Described as “overweight” by Rob Demovsky of the Green Bay Press-Gazette, the Packers took a chance on Merling anyway. Even though the Dolphins were in the process of switching to a 4-3 defense this season, Merling has experience in their prior 3-4 scheme, and could play a base defensive end for the Packers.

However, there’s just too many things working against Merling to expect him to be a factor this season. Perhaps a change of scenery will do him some good, but from his legal troubles to his injury history to his spotty work ethic, anything Merling does in a Packers uniform would be viewed as a bonus.


Daniel Muir

Muir entered the NFL with the Packers in 2007 as an undrafted rookie and was able to crack the 53-man roster late that season.

After being cut during training camp in 2008, Muir caught on with the Indianapolis Colts and would actually go on to play a significant role in 2009 by making 54 tackles as the Colts qualified for the Super Bowl that season.

By 2011, however, Muir’s career was hanging by a thread.

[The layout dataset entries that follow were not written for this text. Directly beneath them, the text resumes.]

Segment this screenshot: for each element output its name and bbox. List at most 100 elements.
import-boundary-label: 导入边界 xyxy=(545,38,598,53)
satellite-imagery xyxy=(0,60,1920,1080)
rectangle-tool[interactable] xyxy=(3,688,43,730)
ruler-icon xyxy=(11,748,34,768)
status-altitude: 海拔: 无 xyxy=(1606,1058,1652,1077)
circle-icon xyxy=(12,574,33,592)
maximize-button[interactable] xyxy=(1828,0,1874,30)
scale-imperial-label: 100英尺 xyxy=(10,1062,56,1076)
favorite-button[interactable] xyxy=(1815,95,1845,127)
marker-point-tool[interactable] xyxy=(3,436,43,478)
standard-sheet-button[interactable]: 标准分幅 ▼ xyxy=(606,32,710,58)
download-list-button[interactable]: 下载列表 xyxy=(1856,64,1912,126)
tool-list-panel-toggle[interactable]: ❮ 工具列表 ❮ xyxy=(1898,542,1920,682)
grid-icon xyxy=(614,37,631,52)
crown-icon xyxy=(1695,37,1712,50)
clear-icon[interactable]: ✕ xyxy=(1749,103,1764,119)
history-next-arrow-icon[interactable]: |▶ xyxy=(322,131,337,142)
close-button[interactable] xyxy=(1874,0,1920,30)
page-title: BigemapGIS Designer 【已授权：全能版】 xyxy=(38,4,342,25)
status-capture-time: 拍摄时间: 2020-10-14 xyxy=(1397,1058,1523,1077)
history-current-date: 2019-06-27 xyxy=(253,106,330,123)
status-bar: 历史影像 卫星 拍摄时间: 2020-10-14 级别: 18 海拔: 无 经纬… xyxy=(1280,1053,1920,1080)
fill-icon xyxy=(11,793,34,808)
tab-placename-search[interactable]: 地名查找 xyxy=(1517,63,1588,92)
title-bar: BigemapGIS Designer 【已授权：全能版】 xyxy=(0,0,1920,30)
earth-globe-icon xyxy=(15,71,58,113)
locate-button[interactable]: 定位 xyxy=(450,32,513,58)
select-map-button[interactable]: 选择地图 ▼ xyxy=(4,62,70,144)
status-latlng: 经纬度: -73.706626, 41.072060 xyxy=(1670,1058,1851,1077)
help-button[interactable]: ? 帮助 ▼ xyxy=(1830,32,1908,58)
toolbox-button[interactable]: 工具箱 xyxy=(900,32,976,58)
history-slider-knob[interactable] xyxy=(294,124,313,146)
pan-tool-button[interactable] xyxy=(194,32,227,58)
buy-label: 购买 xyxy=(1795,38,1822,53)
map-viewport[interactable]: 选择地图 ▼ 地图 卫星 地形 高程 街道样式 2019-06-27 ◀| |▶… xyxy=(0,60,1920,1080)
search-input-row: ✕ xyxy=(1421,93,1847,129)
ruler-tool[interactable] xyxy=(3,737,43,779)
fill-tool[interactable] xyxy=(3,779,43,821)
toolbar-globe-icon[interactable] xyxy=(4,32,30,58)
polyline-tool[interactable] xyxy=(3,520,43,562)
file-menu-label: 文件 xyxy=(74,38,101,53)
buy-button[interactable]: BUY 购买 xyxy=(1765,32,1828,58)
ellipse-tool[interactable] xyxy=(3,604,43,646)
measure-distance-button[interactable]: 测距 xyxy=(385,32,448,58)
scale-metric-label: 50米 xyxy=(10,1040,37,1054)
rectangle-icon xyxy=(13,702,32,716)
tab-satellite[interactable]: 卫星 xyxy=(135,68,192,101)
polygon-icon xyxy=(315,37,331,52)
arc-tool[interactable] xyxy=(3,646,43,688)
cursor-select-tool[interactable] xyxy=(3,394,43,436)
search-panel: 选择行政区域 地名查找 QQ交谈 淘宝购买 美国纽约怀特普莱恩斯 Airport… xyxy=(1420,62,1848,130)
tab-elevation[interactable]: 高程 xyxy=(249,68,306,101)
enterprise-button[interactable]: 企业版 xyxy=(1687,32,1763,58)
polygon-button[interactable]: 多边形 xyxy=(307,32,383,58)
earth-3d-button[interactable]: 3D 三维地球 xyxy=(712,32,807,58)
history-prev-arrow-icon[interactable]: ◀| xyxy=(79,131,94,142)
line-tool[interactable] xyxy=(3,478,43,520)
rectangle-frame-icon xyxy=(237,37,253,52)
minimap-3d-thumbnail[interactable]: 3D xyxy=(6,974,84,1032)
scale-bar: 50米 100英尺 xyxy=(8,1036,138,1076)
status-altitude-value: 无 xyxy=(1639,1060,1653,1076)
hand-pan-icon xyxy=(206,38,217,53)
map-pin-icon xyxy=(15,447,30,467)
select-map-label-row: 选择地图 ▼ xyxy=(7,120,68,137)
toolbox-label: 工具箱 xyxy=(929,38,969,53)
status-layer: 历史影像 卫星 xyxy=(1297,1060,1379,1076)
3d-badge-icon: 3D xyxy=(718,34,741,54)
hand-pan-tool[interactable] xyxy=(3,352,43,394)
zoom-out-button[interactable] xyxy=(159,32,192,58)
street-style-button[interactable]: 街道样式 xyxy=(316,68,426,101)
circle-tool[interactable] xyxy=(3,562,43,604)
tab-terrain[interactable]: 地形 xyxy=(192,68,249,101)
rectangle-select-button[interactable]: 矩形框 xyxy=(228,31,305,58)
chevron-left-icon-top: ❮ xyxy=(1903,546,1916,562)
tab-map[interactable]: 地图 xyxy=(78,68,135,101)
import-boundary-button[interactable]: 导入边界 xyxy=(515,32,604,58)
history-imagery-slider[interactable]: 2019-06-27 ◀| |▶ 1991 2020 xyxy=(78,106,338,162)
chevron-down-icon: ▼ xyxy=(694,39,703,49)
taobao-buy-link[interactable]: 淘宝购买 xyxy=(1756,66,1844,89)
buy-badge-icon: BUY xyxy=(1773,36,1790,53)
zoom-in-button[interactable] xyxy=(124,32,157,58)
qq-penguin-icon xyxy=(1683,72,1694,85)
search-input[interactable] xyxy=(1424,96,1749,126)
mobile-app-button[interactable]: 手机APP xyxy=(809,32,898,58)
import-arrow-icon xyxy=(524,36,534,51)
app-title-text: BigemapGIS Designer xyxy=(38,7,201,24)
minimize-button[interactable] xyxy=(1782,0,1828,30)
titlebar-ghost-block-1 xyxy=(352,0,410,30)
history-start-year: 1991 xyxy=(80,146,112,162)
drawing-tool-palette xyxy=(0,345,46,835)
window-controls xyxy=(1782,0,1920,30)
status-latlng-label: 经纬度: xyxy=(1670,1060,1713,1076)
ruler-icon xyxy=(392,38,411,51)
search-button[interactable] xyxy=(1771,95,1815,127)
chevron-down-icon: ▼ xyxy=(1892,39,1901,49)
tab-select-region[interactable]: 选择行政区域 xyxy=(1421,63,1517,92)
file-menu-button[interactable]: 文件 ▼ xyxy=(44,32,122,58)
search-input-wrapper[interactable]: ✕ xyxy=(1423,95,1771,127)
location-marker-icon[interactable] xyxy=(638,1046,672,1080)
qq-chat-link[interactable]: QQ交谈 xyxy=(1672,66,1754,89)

He was signed by the Colts at midseason and only played in four games before being released.

The Packers invited Muir back with a contract this offseason and are offering him a chance to be part of the 2012 defensive line rotation. Working in Muir’s favor is that he’ll be rejoining a team where he has some familiarity, but he’ll also be playing in a 3-4 defense for the first time in his career.

Despite the schematic change, Muir remains upbeat. In an interview with Cheesehead TV’s “Railbird Central” in March, he said:

I'm just looking forward to coming up there and getting myself mentally and physically prepared. Coming from a 4-3 to a 3-4, I don't think it will be that much difference. Scheme-wise it's different, terminology, but at the end of the day, it's football.

It’s a good thing Muir has a positive attitude, because that’s one of the few things he has going for him. As a defensive tackle, he doesn’t have the girth of a Raji or a Pickett at a comparatively small 322 pounds. Muir has never been known as a sack artist, so he’ll have to prove himself by being able to stuff the run.

There’s certainly the possibility that Muir or Hargrove or Merling surprise onlookers and add a new dimension to the Packers defensive line. They just shouldn’t be expected to be a "magic pill" for what ails the defense.